Dear Sisters and Brothers:
As a companion piece to the public statement I released yesterday regarding the news from the recent primates meeting, I wanted to send some additional thoughts to you as clergy - to offer both a sense of how I'm trying to work on this in my own mind and heart, and, hopefully, a lens of how you might work through this yourself and with your parishioners, friends and family. In the midst of all the "noise" that will surround us in the next several days and weeks and months, I pray you might find this helpful.
I am resisting the impulse to be reactive until I read the official document and engage in conversation with my colleagues. ++Katharine images this as a "season of fasting," particularly apt as we enter Lent this week. Other voices have already begun to fill the web and the airwaves with their feelings and opinions, as we have come to expect. If you have not done so, I encourage you to read the Presiding Bishop's pastoral letter to understand how she and her colleagues frame this.
Years ago, I learned to scuba dive, and among the lessons - life and death lessons - was one on the 3-Rs of diving, to be used in an emergency such as a menacing predator, a partner who is panicking or in shock, or one's own severed air hose. The first R is to Regain Control, or to steel oneself to calm down and be still and observant. We can do nothing when our emotions are raging. The second R is to Respond to what is happening, to consider possible responses or alternative choices. The third R is to React, to choose the proper response and act on it decisively.
Whether The Episcopal Church is in a life and death situation is rather difficult to know when we are in the midst of something that has profound personal and communion-wide dimensions and implications. My best guess is that the more passionate we are about something, the more likely we are to move to reactivity, skipping the step of regaining control, and never arriving at a response which we may act on decisively. I try to put these Rs in terms of our spiritual practice, and it seems to me Regaining Control is about being still. "Be still and know that I am God." When our emotions rage, we become locked within ourselves rather like the Prodigal Son who is described as "beside himself" and later, as "having come to his senses." Somewhere in the experience of feeling all was lost, he let go of the indignation of his deprivation "even my father's slaves eat better than this", and I do not think I am stating this too strongly - he let go of the panic of poverty. In the stillness of letting go, he saw possibilities, including the previously unthinkable possibility of going home to his father.

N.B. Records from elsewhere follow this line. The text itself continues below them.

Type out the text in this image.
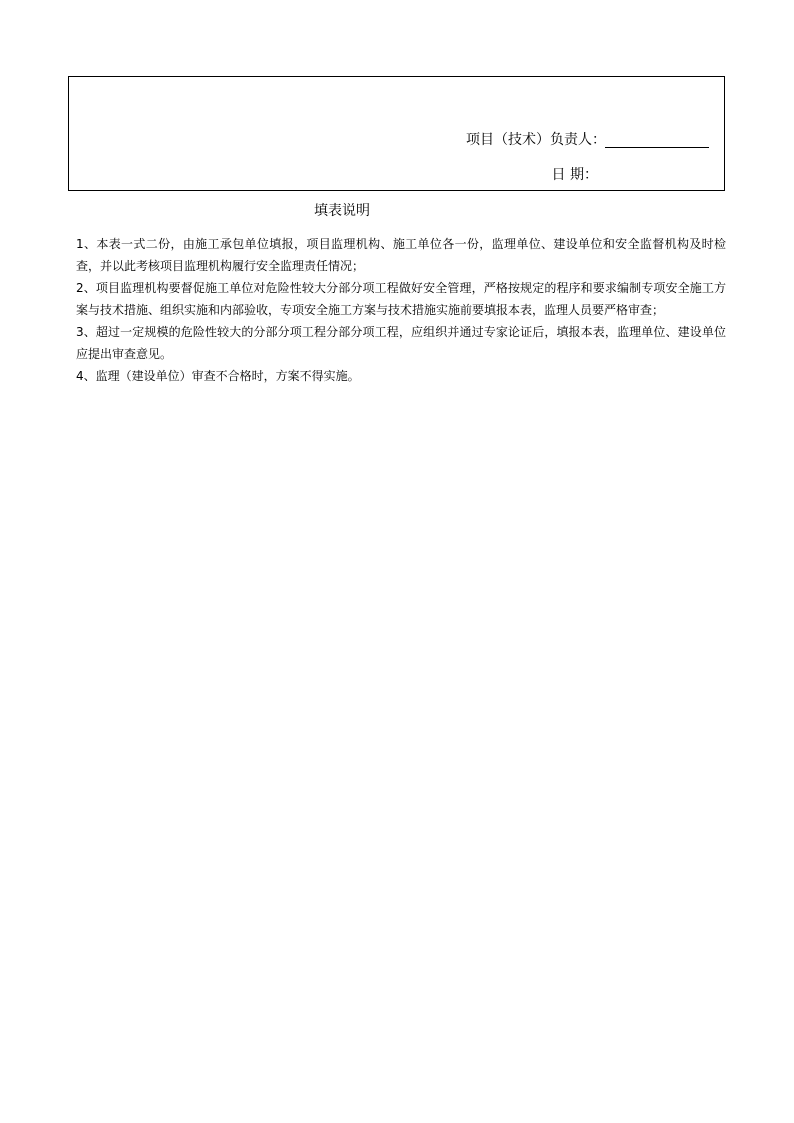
项目（技术）负责人：
日 期：
填表说明

1、本表一式二份，由施工承包单位填报，项目监理机构、施工单位各一份，监理单位、建设单位和安全监督机构及时检查，并以此考核项目监理机构履行安全监理责任情况；

2、项目监理机构要督促施工单位对危险性较大分部分项工程做好安全管理，严格按规定的程序和要求编制专项安全施工方案与技术措施、组织实施和内部验收，专项安全施工方案与技术措施实施前要填报本表，监理人员要严格审查；

3、超过一定规模的危险性较大的分部分项工程分部分项工程，应组织并通过专家论证后，填报本表，监理单位、建设单位应提出审查意见。

4、监理（建设单位）审查不合格时，方案不得实施。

The second R in our spiritual journey seems to be about discernment, seeing the various possibilities and their potential, if not probable, outcomes. Yes, as Paul reminds us, "we see through a glass darkly," but we see! And what we see, what emerges more and more, if not entirely clearly, is a response that seems best, most fitting, most helpful, most life-giving and life-sustaining. Anything less does not participate in the life and sacrifice of Jesus Christ - his sacrifice of himself on an altar not of his making.

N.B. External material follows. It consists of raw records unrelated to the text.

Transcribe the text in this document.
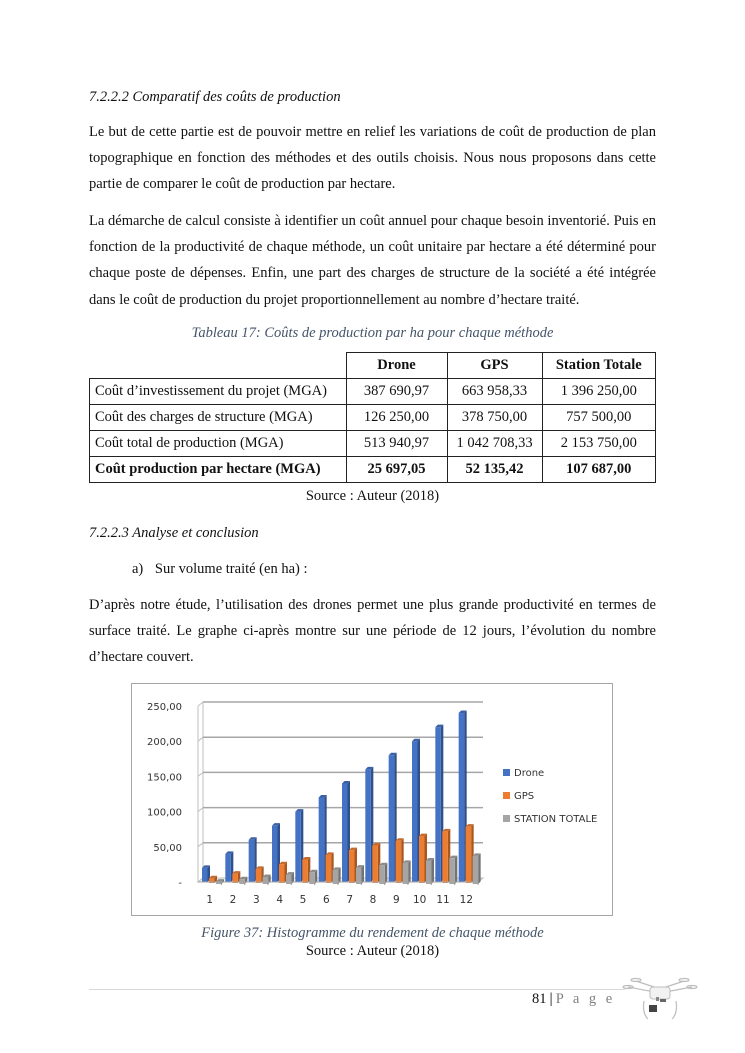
7.2.2.2 Comparatif des coûts de production

Le but de cette partie est de pouvoir mettre en relief les variations de coût de production de plan topographique en fonction des méthodes et des outils choisis. Nous nous proposons dans cette partie de comparer le coût de production par hectare.

La démarche de calcul consiste à identifier un coût annuel pour chaque besoin inventorié. Puis en fonction de la productivité de chaque méthode, un coût unitaire par hectare a été déterminé pour chaque poste de dépenses. Enfin, une part des charges de structure de la société a été intégrée dans le coût de production du projet proportionnellement au nombre d’hectare traité.

Tableau 17: Coûts de production par ha pour chaque méthode
	Drone	GPS	Station Totale
Coût d’investissement du projet (MGA)	387 690,97	663 958,33	1 396 250,00
Coût des charges de structure (MGA)	126 250,00	378 750,00	757 500,00
Coût total de production (MGA)	513 940,97	1 042 708,33	2 153 750,00
Coût production par hectare (MGA)	25 697,05	52 135,42	107 687,00
Source : Auteur (2018)
7.2.2.3 Analyse et conclusion
a) Sur volume traité (en ha) :

D’après notre étude, l’utilisation des drones permet une plus grande productivité en termes de surface traité. Le graphe ci-après montre sur une période de 12 jours, l’évolution du nombre d’hectare couvert.

-
50,00
100,00
150,00
200,00
250,00
1 2 3 4 5 6 7 8 9 10 11 12
Drone
GPS
STATION TOTALE
Figure 37: Histogramme du rendement de chaque méthode
Source : Auteur (2018)
81 | P a g e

This third R for us is engagement or mission. This really takes mindfulness, for it is so very easy to imagine our passion as God's passion. Yet we are trying to hear and see God's longing and not inflate our own. How much more complicated this is when, no matter what course we take, there is likely to be both a good and harm at the same time. How do we discern and act for the greatest good and the least harm? That seems to be the essence of his "Be wise as serpents and harmless as doves."

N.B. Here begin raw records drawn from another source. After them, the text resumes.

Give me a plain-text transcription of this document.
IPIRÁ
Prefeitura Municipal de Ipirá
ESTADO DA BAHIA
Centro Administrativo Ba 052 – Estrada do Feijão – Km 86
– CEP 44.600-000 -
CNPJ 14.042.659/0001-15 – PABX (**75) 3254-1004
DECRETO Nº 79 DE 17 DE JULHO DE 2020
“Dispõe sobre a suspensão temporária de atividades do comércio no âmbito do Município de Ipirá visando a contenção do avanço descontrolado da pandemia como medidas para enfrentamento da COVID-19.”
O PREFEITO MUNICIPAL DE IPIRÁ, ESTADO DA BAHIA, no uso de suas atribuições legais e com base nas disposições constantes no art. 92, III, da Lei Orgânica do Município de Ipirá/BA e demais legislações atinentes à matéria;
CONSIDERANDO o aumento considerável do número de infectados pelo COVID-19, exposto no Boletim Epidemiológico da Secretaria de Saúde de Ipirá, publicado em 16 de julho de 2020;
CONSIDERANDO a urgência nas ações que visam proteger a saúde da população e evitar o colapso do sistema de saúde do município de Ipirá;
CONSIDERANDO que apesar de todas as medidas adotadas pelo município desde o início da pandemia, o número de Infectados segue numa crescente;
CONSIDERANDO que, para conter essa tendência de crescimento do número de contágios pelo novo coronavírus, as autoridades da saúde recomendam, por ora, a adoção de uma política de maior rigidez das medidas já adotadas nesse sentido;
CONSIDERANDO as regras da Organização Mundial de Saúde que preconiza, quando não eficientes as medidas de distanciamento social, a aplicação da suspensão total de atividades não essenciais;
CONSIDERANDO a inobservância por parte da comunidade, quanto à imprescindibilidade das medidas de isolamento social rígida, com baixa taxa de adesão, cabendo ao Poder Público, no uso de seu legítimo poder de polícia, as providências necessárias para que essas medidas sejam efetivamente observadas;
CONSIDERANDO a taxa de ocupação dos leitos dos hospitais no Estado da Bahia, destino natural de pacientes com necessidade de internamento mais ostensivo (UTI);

Thank you for listening or bearing with this musing that I clearly need to reflect on and listen to myself, when my own feelings well up and I would like to speak outrageously and dramatically. Feelings are feelings. We have them and they are real and good in their place - as weather-vanes but not as compasses.
It is Lent, a good time to go inside more deeply, to become more introspective and more reflective. In 2003, and well before, we walked into this place as a church, somewhat naively and somewhat knowingly. We are not victims, though some may be as a result of our own or others' future engagement and mission.
I invite you to join me more deeply into prayer.